10月12日(土)、13日(日)の2日間、高校生たちの演劇『きみぶん演劇祭 chapter.21』が、君津市民文化ホール大ホールにて開催されました。本校演劇部が、13日の最初のステージに出演。見事な演技で来場者を魅了しました。

作品のタイトルは、『今日の献立は、』。生徒会提供のお昼のラジオ放送。食いしん坊だから、という理由だけでいきなりパーソナリティを押し付けられた果穂と菜月。おいしいものには目がない二人は、好物の話で盛り上がる、どこにでもいる女子高生です。

しっかり者で面倒見がよい菜月に惹かれている果穂は、番組制作を楽しみながら進めて行きます。互いに好き勝手なことを言い合うことができる仲なのに、なぜか隙を見せようとしない菜月に、観客は心の壁を感じて行きます。

文化祭を前にして、菜月は学校に来なくなってしまい、電話にもラインにも応答が無くなります。そしてある日の放課後、菜月は額に大きなガーゼをあてて姿を現します。何かを必死で伝えようとする菜月は、核心を打ち明けられぬまま逃げるように立ち去ってしまうのです。
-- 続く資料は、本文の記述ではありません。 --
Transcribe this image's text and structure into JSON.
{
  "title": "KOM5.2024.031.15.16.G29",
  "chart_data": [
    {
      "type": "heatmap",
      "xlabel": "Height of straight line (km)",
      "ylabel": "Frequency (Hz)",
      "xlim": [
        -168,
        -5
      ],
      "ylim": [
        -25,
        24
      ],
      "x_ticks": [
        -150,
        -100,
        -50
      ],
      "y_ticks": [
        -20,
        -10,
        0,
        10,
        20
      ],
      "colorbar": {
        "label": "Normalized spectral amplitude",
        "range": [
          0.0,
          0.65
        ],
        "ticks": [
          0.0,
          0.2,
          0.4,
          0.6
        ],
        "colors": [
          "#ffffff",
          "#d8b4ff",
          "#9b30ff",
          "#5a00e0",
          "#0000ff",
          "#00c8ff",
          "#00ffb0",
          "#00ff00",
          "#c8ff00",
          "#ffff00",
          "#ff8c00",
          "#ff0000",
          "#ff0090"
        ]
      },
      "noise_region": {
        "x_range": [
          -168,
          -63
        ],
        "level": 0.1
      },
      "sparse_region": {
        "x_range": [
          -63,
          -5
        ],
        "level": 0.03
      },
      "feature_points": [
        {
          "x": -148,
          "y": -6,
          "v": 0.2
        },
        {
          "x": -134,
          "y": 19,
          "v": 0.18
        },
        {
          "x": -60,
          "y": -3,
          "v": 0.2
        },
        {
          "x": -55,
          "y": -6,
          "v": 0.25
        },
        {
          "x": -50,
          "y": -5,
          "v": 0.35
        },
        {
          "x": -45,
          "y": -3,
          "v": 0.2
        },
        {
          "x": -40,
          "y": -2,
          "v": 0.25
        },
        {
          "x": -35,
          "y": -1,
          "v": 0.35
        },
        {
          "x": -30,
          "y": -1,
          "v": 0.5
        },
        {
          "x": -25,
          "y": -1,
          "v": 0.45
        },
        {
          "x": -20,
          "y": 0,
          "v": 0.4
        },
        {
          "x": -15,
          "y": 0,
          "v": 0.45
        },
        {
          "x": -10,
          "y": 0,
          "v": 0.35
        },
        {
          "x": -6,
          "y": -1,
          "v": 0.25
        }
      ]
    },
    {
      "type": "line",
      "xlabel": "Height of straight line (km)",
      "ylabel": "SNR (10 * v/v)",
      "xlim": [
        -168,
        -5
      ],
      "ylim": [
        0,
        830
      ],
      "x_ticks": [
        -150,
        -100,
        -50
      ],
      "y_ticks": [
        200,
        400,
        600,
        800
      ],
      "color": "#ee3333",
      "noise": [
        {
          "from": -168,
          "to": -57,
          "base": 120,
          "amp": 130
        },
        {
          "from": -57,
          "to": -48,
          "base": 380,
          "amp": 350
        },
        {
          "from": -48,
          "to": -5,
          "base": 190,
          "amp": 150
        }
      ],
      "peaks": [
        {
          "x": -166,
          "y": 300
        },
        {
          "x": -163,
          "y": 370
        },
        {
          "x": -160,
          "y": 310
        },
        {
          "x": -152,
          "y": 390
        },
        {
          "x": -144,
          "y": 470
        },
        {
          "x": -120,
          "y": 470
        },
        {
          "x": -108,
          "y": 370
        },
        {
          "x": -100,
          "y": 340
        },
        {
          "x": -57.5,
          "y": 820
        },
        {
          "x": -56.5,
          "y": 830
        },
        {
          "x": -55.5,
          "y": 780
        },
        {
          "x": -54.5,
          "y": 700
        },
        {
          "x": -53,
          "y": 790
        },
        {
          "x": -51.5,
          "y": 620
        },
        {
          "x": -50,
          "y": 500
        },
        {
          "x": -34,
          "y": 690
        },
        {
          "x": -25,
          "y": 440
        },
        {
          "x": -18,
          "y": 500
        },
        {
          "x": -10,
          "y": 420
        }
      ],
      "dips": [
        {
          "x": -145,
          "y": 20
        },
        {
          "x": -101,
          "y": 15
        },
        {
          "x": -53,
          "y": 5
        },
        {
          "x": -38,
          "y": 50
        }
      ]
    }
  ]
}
「私が本当に大事にしているものを大事に出来ないのなら、私は私を許せません」と自分を責める果穂は、菜月を励ますために一念発起。先輩の小野と後輩の本条に支えられながら、新企画‟直撃!となりのクラスのお昼ご飯“の生放送を始めます。それが自分の声を菜月に届ける唯一の手段だったのです。

 

最近、ようやくヤングケアラーが抱える悩みと負担が、社会問題として取り上げられるようになりました。障がいを持つ家族の世話をしなければならない菜月が、必死に思いの丈を果穂に打ち明けるクライマックスのシーン、内間さんの演技には観客の心を打つ迫力がありました。まっすぐな気持ちを持つ果穂の奮闘ぶりを演じきった押足さんの役柄からは、人を思う温かい心が伝わってきました。菜月が悩んでいることを知りながら、どこまで踏み込んで良いのか躊躇してしまう果穂。しかし、大切な人を精一杯受け止めようとする健気さと、勇気を出して伝えた「菜月のことが好き!」というストレートなセリフには、人の心を射抜く力強さがありました。二人を温かい目で見守る、3年生小野役を山口さん、1年生本条役を綿貫さん、たった4人で演じた芝居となりました。舞台のセットも教室の壁と机が3つのいたってシンプルなものでしたが、演者の力量がひかる素晴らしい上演となりました。